Hi,
I have created a simple tool called rpmguard for checking differences between RPM packages. It is very similar to rpmdiff, but it prints only important changes, not all. Therefore it can be used every time a new package is built to easily see if something hasn’t went completely wrong.
Read more on: http://kparal.wordpress.com/2009/10/21/rpmguard-print-important-differences-...
Any comments welcome!
Kamil
On Wed, 2009-10-21 at 06:56 -0400, Kamil Paral wrote:
I have created a simple tool called rpmguard for checking differences between RPM packages. It is very similar to rpmdiff, but it prints only important changes, not all. Therefore it can be used every time a new package is built to easily see if something hasn’t went completely wrong.

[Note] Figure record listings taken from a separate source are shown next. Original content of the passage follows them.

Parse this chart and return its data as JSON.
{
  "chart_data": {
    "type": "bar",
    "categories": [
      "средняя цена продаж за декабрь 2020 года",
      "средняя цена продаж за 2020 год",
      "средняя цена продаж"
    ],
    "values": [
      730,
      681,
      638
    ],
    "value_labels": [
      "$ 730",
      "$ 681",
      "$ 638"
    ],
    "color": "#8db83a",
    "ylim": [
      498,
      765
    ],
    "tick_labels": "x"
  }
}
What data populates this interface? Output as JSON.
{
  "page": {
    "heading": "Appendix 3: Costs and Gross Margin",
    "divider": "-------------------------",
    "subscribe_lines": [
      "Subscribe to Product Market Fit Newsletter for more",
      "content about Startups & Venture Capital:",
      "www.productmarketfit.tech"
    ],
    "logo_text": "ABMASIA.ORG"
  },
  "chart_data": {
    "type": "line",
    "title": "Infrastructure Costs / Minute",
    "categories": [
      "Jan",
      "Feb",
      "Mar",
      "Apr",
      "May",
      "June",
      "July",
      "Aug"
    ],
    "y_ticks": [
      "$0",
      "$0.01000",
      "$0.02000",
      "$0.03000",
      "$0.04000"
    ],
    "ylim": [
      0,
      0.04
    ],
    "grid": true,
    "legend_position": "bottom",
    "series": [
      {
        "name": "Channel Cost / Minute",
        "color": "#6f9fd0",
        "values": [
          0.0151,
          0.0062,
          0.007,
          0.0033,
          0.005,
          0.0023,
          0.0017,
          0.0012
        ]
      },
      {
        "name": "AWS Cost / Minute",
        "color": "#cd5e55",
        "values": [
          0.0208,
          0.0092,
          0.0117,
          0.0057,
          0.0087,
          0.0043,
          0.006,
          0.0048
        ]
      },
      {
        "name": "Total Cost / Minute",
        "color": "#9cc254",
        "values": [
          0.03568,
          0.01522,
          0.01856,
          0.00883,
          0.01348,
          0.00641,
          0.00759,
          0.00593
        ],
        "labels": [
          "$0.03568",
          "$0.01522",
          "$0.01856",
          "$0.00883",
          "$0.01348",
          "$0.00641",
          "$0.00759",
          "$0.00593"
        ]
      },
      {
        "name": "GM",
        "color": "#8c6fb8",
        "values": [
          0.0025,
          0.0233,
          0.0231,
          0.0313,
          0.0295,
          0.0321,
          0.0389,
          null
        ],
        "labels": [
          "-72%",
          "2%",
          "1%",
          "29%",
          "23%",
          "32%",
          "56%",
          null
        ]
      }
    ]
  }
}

Read more on: http://kparal.wordpress.com/2009/10/21/rpmguard-print-important-differences-...
Any comments welcome!
One more important difference to check between packages is changes in library symbols. There is tool exist called rpmsodiff to check it. Would be nice to see that integrated too.
Alexey
----- "Alexey Torkhov" atorkhov@gmail.com wrote:
On Wed, 2009-10-21 at 06:56 -0400, Kamil Paral wrote:
I have created a simple tool called rpmguard for checking
differences
between RPM packages. It is very similar to rpmdiff, but it prints
only
important changes, not all. Therefore it can be used every time a
new
package is built to easily see if something hasn’t went completely
wrong.
Read more on:
http://kparal.wordpress.com/2009/10/21/rpmguard-print-important-differences-...
Any comments welcome!
One more important difference to check between packages is changes in library symbols. There is tool exist called rpmsodiff to check it. Would be nice to see that integrated too.
Alexey
Thanks for an idea, I have created a ticket for it: https://fedorahosted.org/autoqa/ticket/75
Kamil
2009/10/21 Kamil Paral kparal@redhat.com:
Hi,
I have created a simple tool called rpmguard for checking differences between RPM packages. It is very similar to rpmdiff, but it prints only important changes, not all. Therefore it can be used every time a new package is built to easily see if something hasn’t went completely wrong.
Was it not easier to just add a "less verbose" mode to rpmdiff?
On Wed, 2009-10-21 at 15:12 +0000, Mat Booth wrote:
2009/10/21 Kamil Paral kparal@redhat.com:
Hi,
I have created a simple tool called rpmguard for checking differences between RPM packages. It is very similar to rpmdiff, but it prints only important changes, not all. Therefore it can be used every time a new package is built to easily see if something hasn’t went completely wrong.
Was it not easier to just add a "less verbose" mode to rpmdiff?
As we discussed in the QA meeting this week, that may well be ultimately what this becomes, but for now it's a separate tool while Kamil works on it. He may well end up submitting it as a patch for rpmdiff in the end.